Doesn't this have the same host-specificity problem, except that it will cause things that *are* stable to vary, such as arrays of char, or is the alignment check enough?

+  /// Add a float
+  GeneralHash& add(float Data) {

It is worth adding a comment here that this does a bitwise hash, so -0.0 and +0.0 will hash to different values even though they compare equal and two identical NaN's will hash to the same value even though they compare unequal.

The mix logic is inherently a series of 32-bit operations.  Would it be possible and make more sense to implement them as 64-bit operations?  64-bit hosts are the vast majority of the machines that run a compiler these days.  OTOH, making it depend on the host brings up host instability issues.  

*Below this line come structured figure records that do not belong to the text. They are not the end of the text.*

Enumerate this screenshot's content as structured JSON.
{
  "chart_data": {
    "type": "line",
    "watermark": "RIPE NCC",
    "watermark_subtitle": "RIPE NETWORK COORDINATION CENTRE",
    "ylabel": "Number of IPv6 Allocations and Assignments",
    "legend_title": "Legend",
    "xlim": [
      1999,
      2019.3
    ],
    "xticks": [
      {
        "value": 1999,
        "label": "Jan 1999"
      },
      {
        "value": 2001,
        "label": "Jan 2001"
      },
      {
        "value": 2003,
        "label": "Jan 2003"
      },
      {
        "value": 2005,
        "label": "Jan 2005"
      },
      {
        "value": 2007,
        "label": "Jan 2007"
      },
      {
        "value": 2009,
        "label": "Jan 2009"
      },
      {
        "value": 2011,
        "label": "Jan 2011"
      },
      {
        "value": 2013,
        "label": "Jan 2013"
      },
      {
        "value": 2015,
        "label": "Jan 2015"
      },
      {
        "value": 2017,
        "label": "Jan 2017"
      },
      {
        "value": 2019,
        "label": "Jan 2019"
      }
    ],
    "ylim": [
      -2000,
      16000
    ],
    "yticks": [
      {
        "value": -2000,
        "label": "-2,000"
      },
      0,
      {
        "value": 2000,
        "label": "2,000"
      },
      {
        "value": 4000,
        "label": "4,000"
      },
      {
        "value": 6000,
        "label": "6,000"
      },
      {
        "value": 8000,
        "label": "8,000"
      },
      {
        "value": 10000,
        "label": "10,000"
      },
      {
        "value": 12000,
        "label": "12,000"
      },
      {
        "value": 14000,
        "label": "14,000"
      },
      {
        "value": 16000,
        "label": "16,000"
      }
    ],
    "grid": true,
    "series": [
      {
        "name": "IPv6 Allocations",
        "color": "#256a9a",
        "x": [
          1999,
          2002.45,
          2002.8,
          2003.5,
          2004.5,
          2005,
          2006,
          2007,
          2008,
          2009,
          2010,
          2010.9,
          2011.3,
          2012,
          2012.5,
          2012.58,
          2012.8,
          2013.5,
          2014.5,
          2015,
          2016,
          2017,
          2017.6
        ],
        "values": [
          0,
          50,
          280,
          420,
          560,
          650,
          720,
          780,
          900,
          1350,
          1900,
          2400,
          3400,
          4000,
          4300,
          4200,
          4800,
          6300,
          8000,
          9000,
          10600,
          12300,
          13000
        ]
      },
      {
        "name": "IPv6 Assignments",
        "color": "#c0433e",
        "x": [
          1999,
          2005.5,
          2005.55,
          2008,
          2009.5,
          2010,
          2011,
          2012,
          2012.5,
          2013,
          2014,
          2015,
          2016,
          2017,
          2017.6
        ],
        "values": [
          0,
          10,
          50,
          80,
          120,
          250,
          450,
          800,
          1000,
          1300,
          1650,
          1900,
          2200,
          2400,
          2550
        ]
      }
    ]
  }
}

Actually, how much do we care about host instability here?  If this is used by hashing containers, we can just declare that iteration order is undefined even for non-pointer values.  The real problem I guess is that we'd have to go check out all the existing DenseMap's etc to make sure people aren't doing well-defined iteration right now and fixing the code.  What do you think?

> There's a couple of things I don't like: First, there's too many levels of inlined function calls - my experience is that compilers aren't as good at inlining nested calls as is often advertised, however I couldn't figure out a way to get the same effect without the nested calls.

Is there a specific observed concern here (e.g. when built with Clang) or is this a historical problem?  Compilers have gotten much better about inlining stuff that is actually small, if Clang handles it then I think we're good.  Marking these attribute(always_inline) is massive overkill.

Overall the code is looking great.  I'd recommend checking in the new API separately from switching Constants.cpp to use it though (just so that any problems doesn't cause both to get reverted).

-Chris